The latest spectator sport making headlines probably isn’t what you’d expect. The arena is a digital one, and the athletes spend a great deal of their time sitting down. I’m talking, of course, about the world of competitive gaming, and the site which is making it more accessible to global audiences, Twitch.
“It’s kind of like a huge virtual couch,” says writer Taylor Hatmaker, albeit “one that can seat millions of onlookers at once.” On a typical Friday night, Twitch can attract a viewership of about a quarter of a million individuals, all of them keen to watch the action unfold in live multiplayer games like League Of Legends.
Ian Sherr at The Wall Street Journal profiled Twitch back in November, describing the site as “the social centre of the video game world” and predicting that “the trend could soon kick into a higher gear.” And he was right; in 2013, Twitch gained over 45 million unique viewers per month. That’s “more than double the number of viewers tuning into Twitch on a monthly basis in the year prior,” says Hatmaker. “What’s more impressive: More than half of all users (58%) spend more than 20 hours a week on Twitch, while the average user watches an average of 106 minutes a day.”
PC gaming is currently the leading platform in this rapidly growing space, but Twitch support is now integrated into the PlayStation 4, and will soon be available on the Xbox One, which has the potential to bring in even more gaming enthusiasts.
Gaming as a spectator sport is not a brand new phenomenon, nor has it occurred in a vacuum.
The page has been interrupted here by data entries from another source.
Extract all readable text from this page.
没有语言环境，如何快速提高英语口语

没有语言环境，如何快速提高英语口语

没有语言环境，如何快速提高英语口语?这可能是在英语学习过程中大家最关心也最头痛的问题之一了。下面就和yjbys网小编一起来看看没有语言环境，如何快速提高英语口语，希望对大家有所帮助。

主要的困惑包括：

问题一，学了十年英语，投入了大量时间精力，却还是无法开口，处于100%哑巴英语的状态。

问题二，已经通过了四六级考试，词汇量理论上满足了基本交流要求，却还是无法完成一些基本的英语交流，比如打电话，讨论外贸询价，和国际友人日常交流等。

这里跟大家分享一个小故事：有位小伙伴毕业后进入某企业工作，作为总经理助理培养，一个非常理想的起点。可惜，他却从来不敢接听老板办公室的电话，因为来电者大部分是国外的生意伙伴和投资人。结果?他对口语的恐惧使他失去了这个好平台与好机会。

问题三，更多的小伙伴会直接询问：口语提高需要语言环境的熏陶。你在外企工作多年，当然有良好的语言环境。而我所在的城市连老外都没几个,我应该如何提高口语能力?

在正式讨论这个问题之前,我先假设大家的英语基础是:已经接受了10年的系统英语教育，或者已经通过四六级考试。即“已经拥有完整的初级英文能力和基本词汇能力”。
Japan, for instance, has its own Competitive Gaming Premier League, where just like with any other sport, fans have their favourite personalities. But thanks to the coverage and penetration that Twitch has achieved, in addition to media efforts like Charlie Brooker’s recent documentary ‘How Videogames Changed The World’, competitive gaming is on the cusp of crossing over into the mainstream.